The model selects relevant features using the recursive feature elimination method (RFEM) and the genetic algorithm (GA), which improves the model’s resilience. Techniques such as the under-sampling clustering oversampling technique (USCOM) correct data imbalances.

The classification task uses multiple-layer deep convolutional neural networks (MLDCNN) and the adaptive elephant herd optimization method (AEHOM).

Model classifiers were principal component analysis (PCA), support vector machine (SVM), linear discriminant analysis (LDA), decision tree (DT), random forest (RF), and naïve Bayes (NB).

The model combines supervised infinite feature selection with an upgraded weighted random forest algorithm. The ML-HDPM pre-processing step assures data integrity and model efficacy. Extensive feature selection uncovers important properties for predictive modeling.

A scalar technique achieves a consistent feature effect, while SMOTE corrects for class imbalance. The genetic algorithm employs natural selection principles to generate several solutions in a single generation.

The strategy’s performance is assessed via simulated testing and compared to existing models. The testing, training, and validation datasets comprised 80%, 10%, and 10% data, respectively.


ML-HDPM performed admirably over a wide range of critical evaluation criteria, as evidenced by the comprehensive examination. Using training data, the ML-HDPM model predicted cardiovascular disease with 96% accuracy and 95% precision.

The system’s sensitivity (recall) yielded 96% accuracy, while F-scores of 92% reflected its balanced performance. The ML-HDPM specificity of 90% is noteworthy.

ML-HDPM provides accurate and reliable results. It incorporates complex technologies such as feature selection, data balance, deep learning, and adaptive elephant herding optimization (AEHOM). These strategies allow the model to reliably forecast cardiac disease, which improves clinical decisions and patient outcomes.

ML-HDPM outperforms other algorithms in training (95%) and testing (88%). The success is due to the combination of complex feature extraction, data imbalance corrections, and machine learning.

Feature selection algorithms enable finding significant qualities associated with cardiovascular health, allowing them to detect subtle patterns indicative of cardiovascular disease.

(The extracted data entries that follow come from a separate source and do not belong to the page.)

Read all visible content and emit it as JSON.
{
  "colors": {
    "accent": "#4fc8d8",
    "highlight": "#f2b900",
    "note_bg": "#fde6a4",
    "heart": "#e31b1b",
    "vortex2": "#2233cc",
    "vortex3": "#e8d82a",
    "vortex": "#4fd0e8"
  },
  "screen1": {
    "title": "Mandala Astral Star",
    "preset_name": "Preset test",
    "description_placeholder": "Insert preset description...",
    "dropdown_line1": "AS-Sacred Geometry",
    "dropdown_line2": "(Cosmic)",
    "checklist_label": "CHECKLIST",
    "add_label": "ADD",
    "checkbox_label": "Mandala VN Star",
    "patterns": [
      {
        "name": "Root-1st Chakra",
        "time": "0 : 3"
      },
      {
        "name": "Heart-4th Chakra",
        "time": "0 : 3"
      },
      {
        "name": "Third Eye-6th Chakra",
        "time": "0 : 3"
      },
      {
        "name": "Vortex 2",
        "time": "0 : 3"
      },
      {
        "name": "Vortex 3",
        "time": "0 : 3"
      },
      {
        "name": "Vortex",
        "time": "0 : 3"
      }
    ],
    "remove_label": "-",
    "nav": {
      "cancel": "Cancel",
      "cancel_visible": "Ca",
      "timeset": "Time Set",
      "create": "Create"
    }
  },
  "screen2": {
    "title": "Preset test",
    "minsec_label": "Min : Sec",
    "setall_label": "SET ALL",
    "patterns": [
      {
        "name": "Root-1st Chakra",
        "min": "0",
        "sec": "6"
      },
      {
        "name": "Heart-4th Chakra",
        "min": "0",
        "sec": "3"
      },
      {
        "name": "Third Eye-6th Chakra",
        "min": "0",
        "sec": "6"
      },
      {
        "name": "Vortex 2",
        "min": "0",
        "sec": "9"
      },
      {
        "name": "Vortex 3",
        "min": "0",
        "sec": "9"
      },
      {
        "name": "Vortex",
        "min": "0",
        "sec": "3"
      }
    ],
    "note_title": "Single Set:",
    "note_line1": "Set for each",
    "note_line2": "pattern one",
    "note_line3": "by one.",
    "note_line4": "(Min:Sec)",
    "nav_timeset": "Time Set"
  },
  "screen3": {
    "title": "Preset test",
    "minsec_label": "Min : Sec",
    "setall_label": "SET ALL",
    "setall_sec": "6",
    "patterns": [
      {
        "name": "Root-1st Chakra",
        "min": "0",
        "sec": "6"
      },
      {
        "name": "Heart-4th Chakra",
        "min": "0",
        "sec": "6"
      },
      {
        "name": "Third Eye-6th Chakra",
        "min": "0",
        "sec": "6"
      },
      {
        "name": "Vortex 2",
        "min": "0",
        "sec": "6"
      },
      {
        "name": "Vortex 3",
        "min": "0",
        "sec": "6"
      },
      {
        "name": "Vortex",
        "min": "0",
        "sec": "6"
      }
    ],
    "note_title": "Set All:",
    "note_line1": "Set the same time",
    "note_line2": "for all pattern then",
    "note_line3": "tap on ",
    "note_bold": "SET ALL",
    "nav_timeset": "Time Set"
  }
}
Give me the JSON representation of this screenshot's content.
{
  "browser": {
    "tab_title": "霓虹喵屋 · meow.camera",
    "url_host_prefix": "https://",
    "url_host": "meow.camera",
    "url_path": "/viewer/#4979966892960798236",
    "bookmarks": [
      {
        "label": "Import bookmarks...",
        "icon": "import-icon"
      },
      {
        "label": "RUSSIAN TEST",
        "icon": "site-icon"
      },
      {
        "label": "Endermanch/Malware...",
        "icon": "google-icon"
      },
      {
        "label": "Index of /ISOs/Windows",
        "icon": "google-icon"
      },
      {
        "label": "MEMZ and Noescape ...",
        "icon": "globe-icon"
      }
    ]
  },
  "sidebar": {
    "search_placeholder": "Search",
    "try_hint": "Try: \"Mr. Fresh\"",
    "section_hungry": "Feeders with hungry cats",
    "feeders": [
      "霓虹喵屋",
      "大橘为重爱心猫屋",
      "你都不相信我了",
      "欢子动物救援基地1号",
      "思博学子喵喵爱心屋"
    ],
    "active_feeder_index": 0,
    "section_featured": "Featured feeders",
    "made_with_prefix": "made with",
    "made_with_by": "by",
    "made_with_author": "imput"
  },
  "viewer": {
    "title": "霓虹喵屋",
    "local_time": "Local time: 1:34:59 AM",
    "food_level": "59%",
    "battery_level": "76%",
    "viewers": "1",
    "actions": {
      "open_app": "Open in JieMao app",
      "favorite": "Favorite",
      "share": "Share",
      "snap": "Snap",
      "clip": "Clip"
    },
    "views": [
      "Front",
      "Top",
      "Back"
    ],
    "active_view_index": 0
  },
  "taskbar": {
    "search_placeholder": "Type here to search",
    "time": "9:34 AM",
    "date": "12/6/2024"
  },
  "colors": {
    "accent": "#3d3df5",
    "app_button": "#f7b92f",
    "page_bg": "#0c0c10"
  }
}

Data correction using efficient data balancing techniques guarantees model training on representative datasets, including deep learning using the MLDCNN approach and AEHOM optimization to improve model accuracy.

ML-HDPM, a deep learning model, has lower false-positive rates (FPR) in training (8.20%) and testing (15%) than other approaches due to feature selections, data balance, and improved machine learning components in ML-HDPM.

The model had high true-positive rates (TPR) in the training (96%) and testing (91%) datasets due to feature identification, data balance, and deep-learning improvements. The approach improves the model’s capacity to identify true positives.


The study presents a unique ML-HDPM approach that incorporates feature selections, data balance, and machine learning to improve cardiovascular disease prediction.

The balanced F-values for accuracy and recall, high accuracy and precision rates, and low false-positive rates in the training and testing datasets highlight the promising potential of the model in cardiovascular diagnostic applications.

The findings indicate that the ML-HDPM model can increase the precision and speed of identifying cardiovascular diseases, thus improving the standard of care.

However, further investigation is required to improve model optimization and data quality and investigate its use by healthcare professionals in real-world settings.